The main manufacturer for Apple Inc. reported a day earlier that its consolidated gross margin fell to 6.64 percent in the first quarter, compared with 8.89 percent in the fourth quarter of last year, while its consolidated operating margin dropped to 1.52 percent from 3.29 percent, quarter-on-quarter.
During the January-March period, Hon Hai posted NT$1.40 (US$0.0475) in non-consolidated earnings per share, down from NT$3.18 registered in the previous quarter.
UBS Securities maintained a "sell" rating on the firm and cut its target share price to NT$82 (US$2.78) from NT$90, citing a slower-than-expected recovery in profitability and a weak yield rate.
"Even though a design change from the iPad 2 to the new iPad was very limited, Hon Hai still suffered from a low production yield rate issue," UBS analyst Arthur Hsieh wrote in a research note.
"We think the risk is even higher for the coming iPhone 5, because we expect it to be a complete design revamp, which could make it more difficult to produce," he said.
Hsieh said that Hon Hai's potential strong sales in the third quarter of 2012 might not translate into strong net income.
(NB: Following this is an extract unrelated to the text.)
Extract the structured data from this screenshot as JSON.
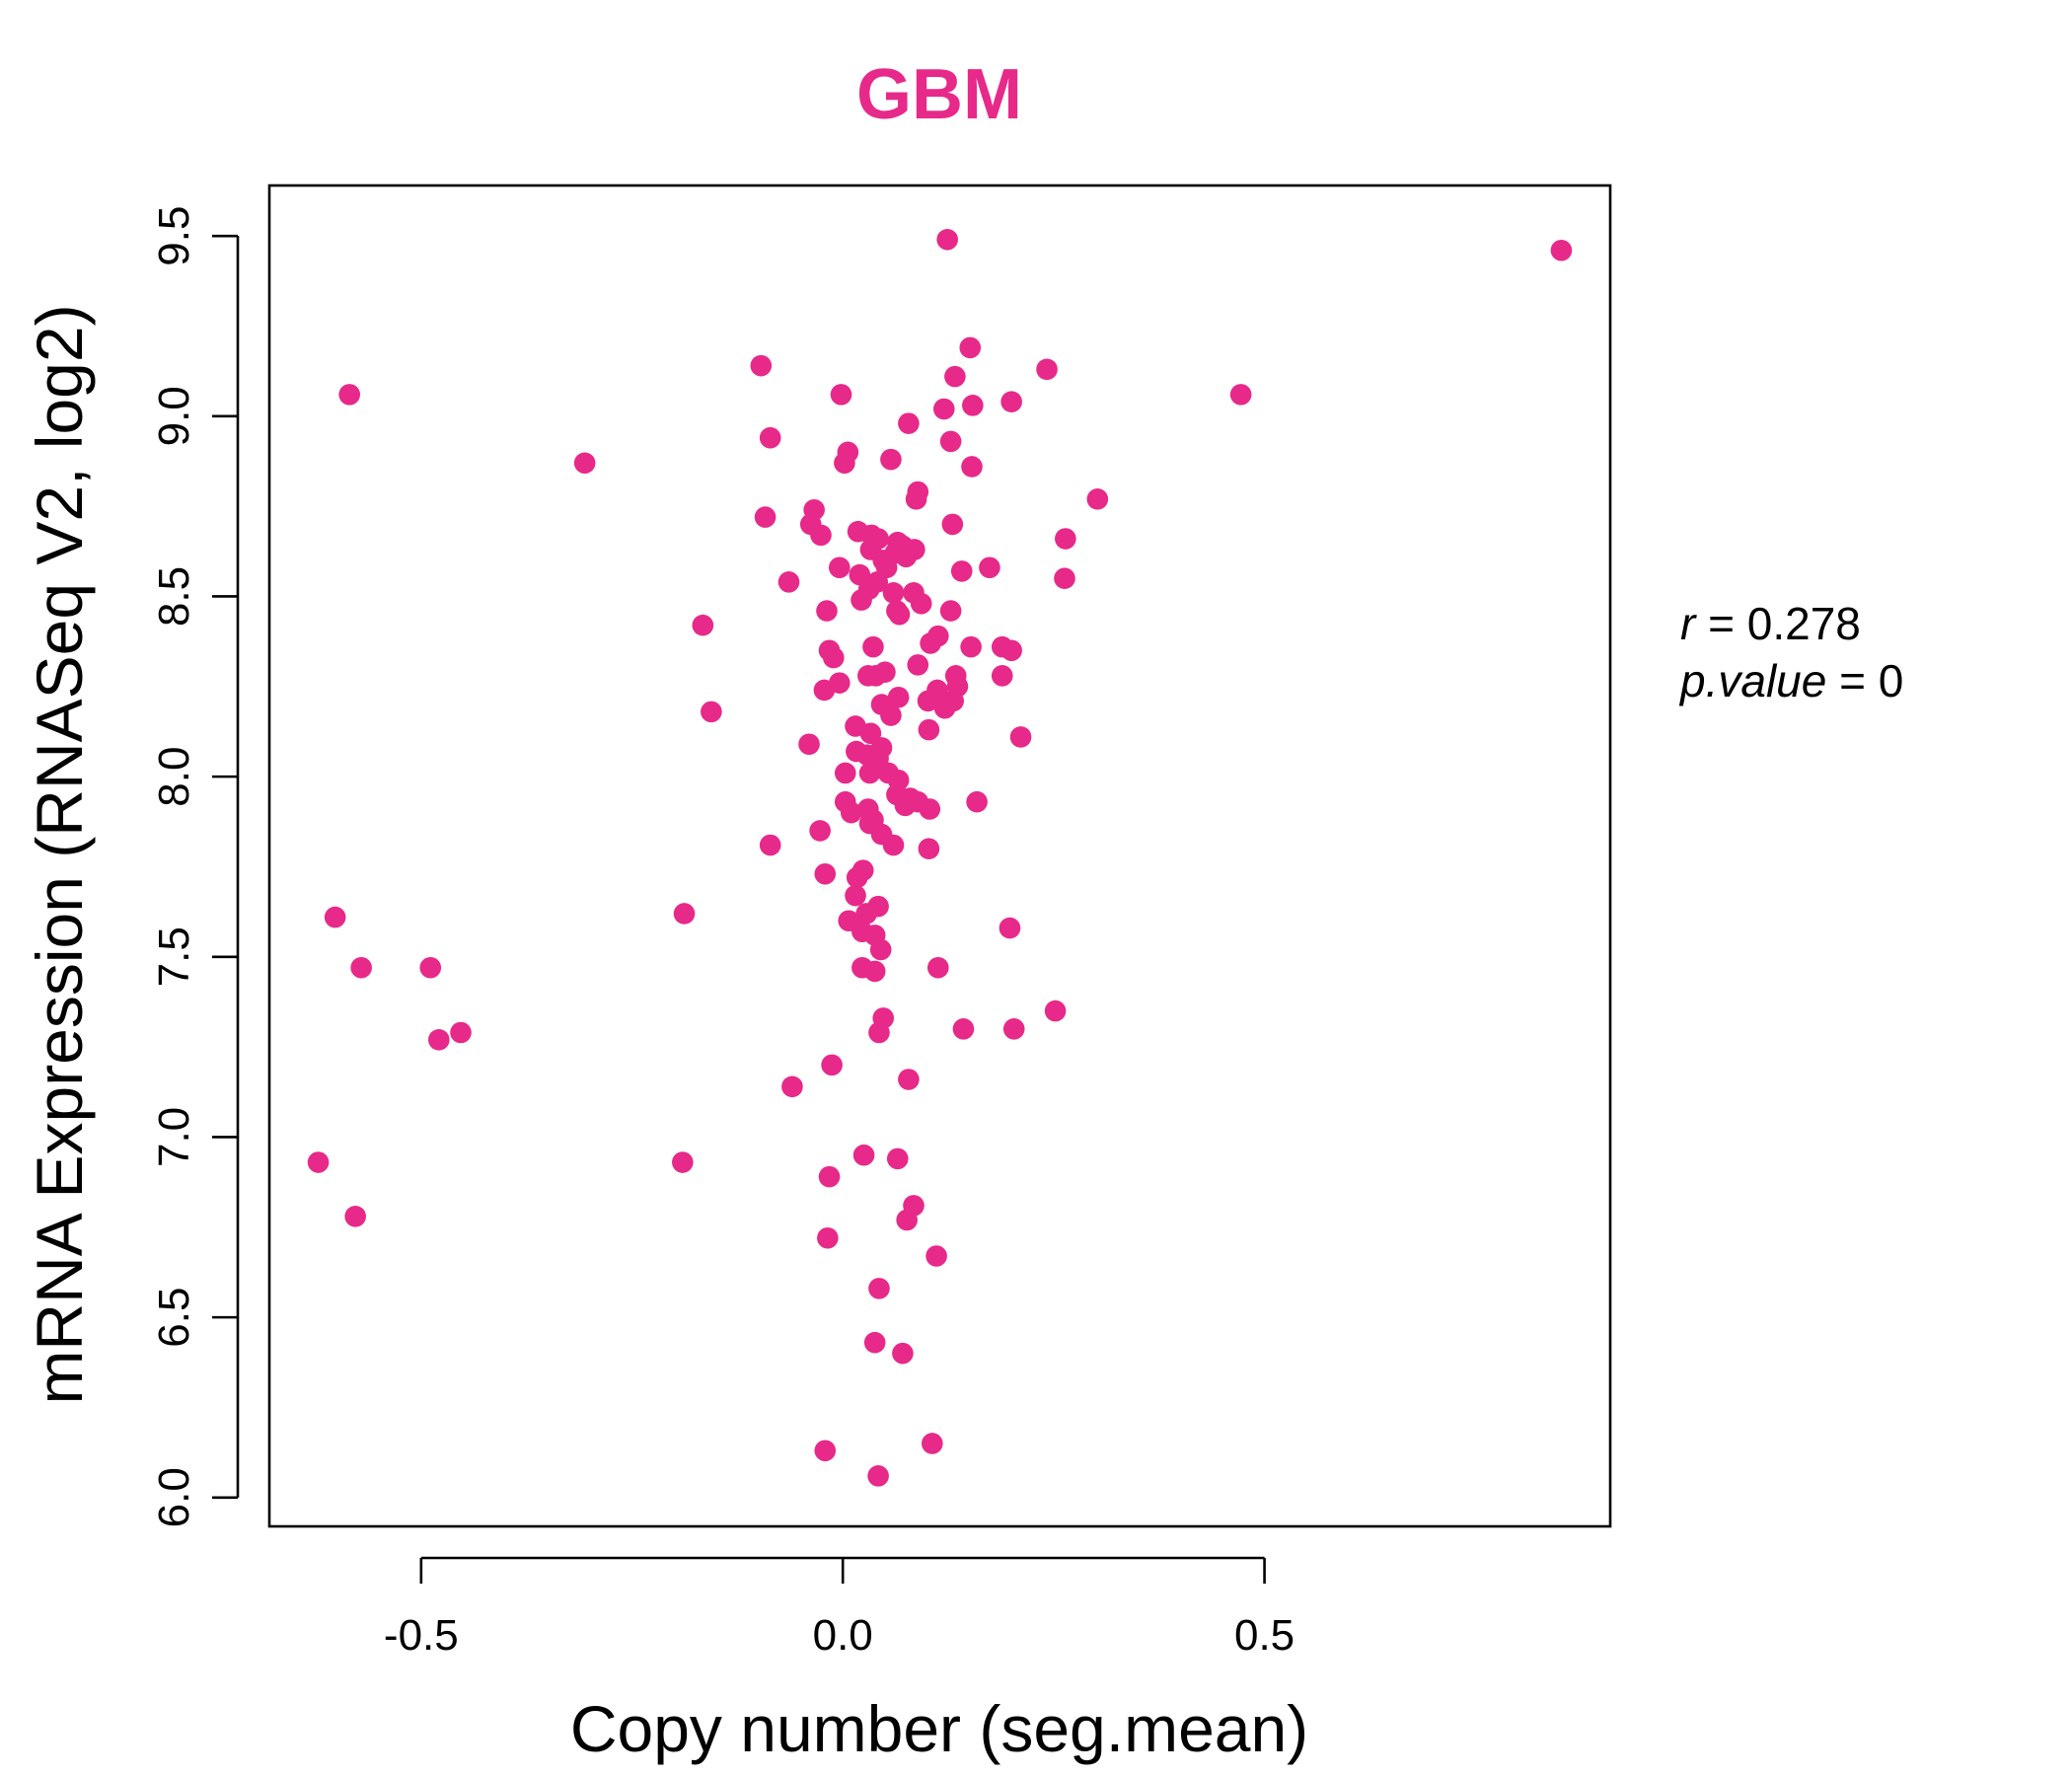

Meanwhile, Bank of America Merrill Lynch maintained an "underperform" rating and revised downward its target price from NT$96 to NT$83 per share, as it believes Hon Hai's over-capacity and investment has resulted in high volatility on earnings and margins.
"We forecast that Hon Hai's second-quarter sales will drop 9 percent from the previous quarter, and that the slow sales situation could extend to the third quarter due to likely delays in shipments of the new iPhone," said Merrill Lynch analyst Robert Cheng.
"The company might have difficulty reaching its 15 percent annual sales growth target," he said.
"Its key customer is adding a second source vendor, which will impact its future growth momentum," he added.
Barclays Capital, however, remained upbeat about Hon Hai's sales growth in the long term, although it said its ongoing margin recovery in 2012 may be slower and bumpier than the bank has anticipated.
"We remain confident in Hon Hai's long-term story, including its strong Apple product pipeline and its inland relocation cost reductions," said Kirk Yang, an analyst at Barclays Capital in Hong Kong. He was referring to Hon Hai's moves to relocate assembly lines away from China's coastal regions and into the country's hinterland.
"We still do not see many catalysts in the second quarter of 2012, but we expect strong performance in the second half of this year from the new product cycle," he said.
The British bank maintained an "overweight" rating and a target price of NT$125 for Hon Hai shares.
The company's shares closed up 1.73 percent at NT$85.4 Tuesday on the local bourse.